Mansfield Report: January 2014

Capt. Tricia
Mansfield Report: January 2014
A serene view of the Lower Laguna from the bay front at North Port.
If I was allowed only one word; different would probably best describe the fishing in the Port Mansfield through late-November and early-December.

There seems to be a lot of fish in the system right now, albeit countless small ones, and a few very large ones. What's different is that we are finding very few mid-slot fish to speak of, both redfish and trout; and one can only speculate many reasons why. This one wishes she could hypothesize, but you will have to come fish with me to hear. But, let's not let this discourage, as early December fishing improved dramatically of late and, hopefully will get even better.

As December rolled in the higher water levels finally receded, a couple of really good blows and less boat traffic seemed to help fishing overall. After these events, redfish became easier to target and, the deeper trout holding on grass beds became wade-able again, meaning we could reach them. While not as crazy-good as past years, Mansfield is still a place like no other for artificial wade fishing enthusiasts.

It's a New Year full of promise for both big trout hunters and the future fishery. As a whole, January can be one of the most illustrious months of the year for a real likelihood to catch a giant trout in Port Mansfield. It can be one of the bitterest months too, but if you keep in mind the probability, it is certainly worth going.

During this month the water temperatures should be the coldest we will see so you can bet the big trout will be seeking the warmest spots available. These should also be the winter home for good supplies of baitfish.

Pre-Norther days can find us on lee sides of grass flats, wind-pushed backwater areas, and shorelines. Shorelines are also a sensible place to begin on calm mornings both pre and post blows because of bank heating. Find spots on the bank with thigh to waist deep drops nearby and you can bet there are some giants soaking up the heat in this structure. Another bonus is not having to dwell in boot sucking mud for a while, maybe the entire day if we are lucky.

Trophy trout fishing in traditional areas is always good but, more and more folks are crowding smaller spaces. This winter will find me in areas off the beaten path, less traveled, and often overlooked. This takes time and, for those willing, I think you may end up being pleasantly surprised with the results.

I have been doing this exact thing a long time and, I continue to surprise myself with the water I have passed up. The key to big results is to have many areas to choose from year to year, not just two or three. Try to remember grassy and muddy wintertime areas that had only smaller fish in years past; dinks occupying prime habitat grow to big ones. A guide's career depends on these methods and, if you too give it time and a few good shots, you will be personally rewarded for your extra efforts.

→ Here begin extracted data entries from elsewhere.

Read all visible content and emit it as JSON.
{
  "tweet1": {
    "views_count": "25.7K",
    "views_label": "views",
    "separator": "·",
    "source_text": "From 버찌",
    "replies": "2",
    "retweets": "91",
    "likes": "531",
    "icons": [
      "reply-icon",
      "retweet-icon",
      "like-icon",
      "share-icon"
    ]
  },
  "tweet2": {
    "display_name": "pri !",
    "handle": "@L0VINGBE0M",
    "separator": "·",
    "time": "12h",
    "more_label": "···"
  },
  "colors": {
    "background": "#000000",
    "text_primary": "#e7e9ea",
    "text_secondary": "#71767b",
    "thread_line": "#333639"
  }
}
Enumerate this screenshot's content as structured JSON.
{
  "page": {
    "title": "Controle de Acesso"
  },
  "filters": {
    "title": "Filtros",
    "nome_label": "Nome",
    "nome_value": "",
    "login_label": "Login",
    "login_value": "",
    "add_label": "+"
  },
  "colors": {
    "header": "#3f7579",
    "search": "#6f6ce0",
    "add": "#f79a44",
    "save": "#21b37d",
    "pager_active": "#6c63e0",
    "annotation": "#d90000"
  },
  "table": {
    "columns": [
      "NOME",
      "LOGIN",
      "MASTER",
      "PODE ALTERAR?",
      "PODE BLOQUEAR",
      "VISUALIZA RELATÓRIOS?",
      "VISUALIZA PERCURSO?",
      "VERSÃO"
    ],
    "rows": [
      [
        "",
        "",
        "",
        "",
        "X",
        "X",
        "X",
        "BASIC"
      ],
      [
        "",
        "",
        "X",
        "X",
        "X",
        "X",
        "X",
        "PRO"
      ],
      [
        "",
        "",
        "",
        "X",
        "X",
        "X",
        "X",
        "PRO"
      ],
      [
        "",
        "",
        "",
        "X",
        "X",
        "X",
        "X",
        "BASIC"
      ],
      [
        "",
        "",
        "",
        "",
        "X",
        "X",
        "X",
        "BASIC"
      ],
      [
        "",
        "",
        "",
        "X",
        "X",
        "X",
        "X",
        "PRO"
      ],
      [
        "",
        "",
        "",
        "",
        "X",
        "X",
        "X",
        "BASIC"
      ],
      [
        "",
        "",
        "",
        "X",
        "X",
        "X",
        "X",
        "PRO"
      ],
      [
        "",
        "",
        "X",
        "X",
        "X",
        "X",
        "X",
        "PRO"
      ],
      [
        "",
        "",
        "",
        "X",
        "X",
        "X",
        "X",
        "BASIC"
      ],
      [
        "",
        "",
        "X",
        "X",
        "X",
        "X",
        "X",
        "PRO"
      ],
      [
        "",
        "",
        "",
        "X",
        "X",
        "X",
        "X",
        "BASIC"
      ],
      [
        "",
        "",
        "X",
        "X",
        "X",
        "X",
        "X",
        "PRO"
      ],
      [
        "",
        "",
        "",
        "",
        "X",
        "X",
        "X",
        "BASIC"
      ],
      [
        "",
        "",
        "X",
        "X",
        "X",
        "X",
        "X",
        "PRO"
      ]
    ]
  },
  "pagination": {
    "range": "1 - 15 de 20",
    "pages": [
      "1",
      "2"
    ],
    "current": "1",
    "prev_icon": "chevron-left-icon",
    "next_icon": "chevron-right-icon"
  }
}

In a nutshell For best January results, search for scattered grass in generally muddy areas that are also holding bait. Utilize shorelines on the coldest of days, and be aware of boats burning shorelines ahead of you. Try to get out there first and work promising areas thoroughly. You will often see me fishing an area all day waiting for the big bite. Slow sinking baits will come more into play and so will our steps. When not waiting it out, redfish with big ol' bellies and strong shoulders are always fun. Never discount the possibly of a truly giant trout hanging in a school of reds.

Wishing you and yours a Joyous and Memorable 2014!

Tricia's Tips:
-Always run at least 200 yards off shorelines; don't ruin it for other fishermen.
-Try on wading boots with new waders. When your feet hurt; everything hurts!
-Good fitting neoprene gloves are a lifesaver.
-Rain-X on your windshield and sunglasses really helps.
-Don't bring a buddy that does not have the same expectations as the rest of the group.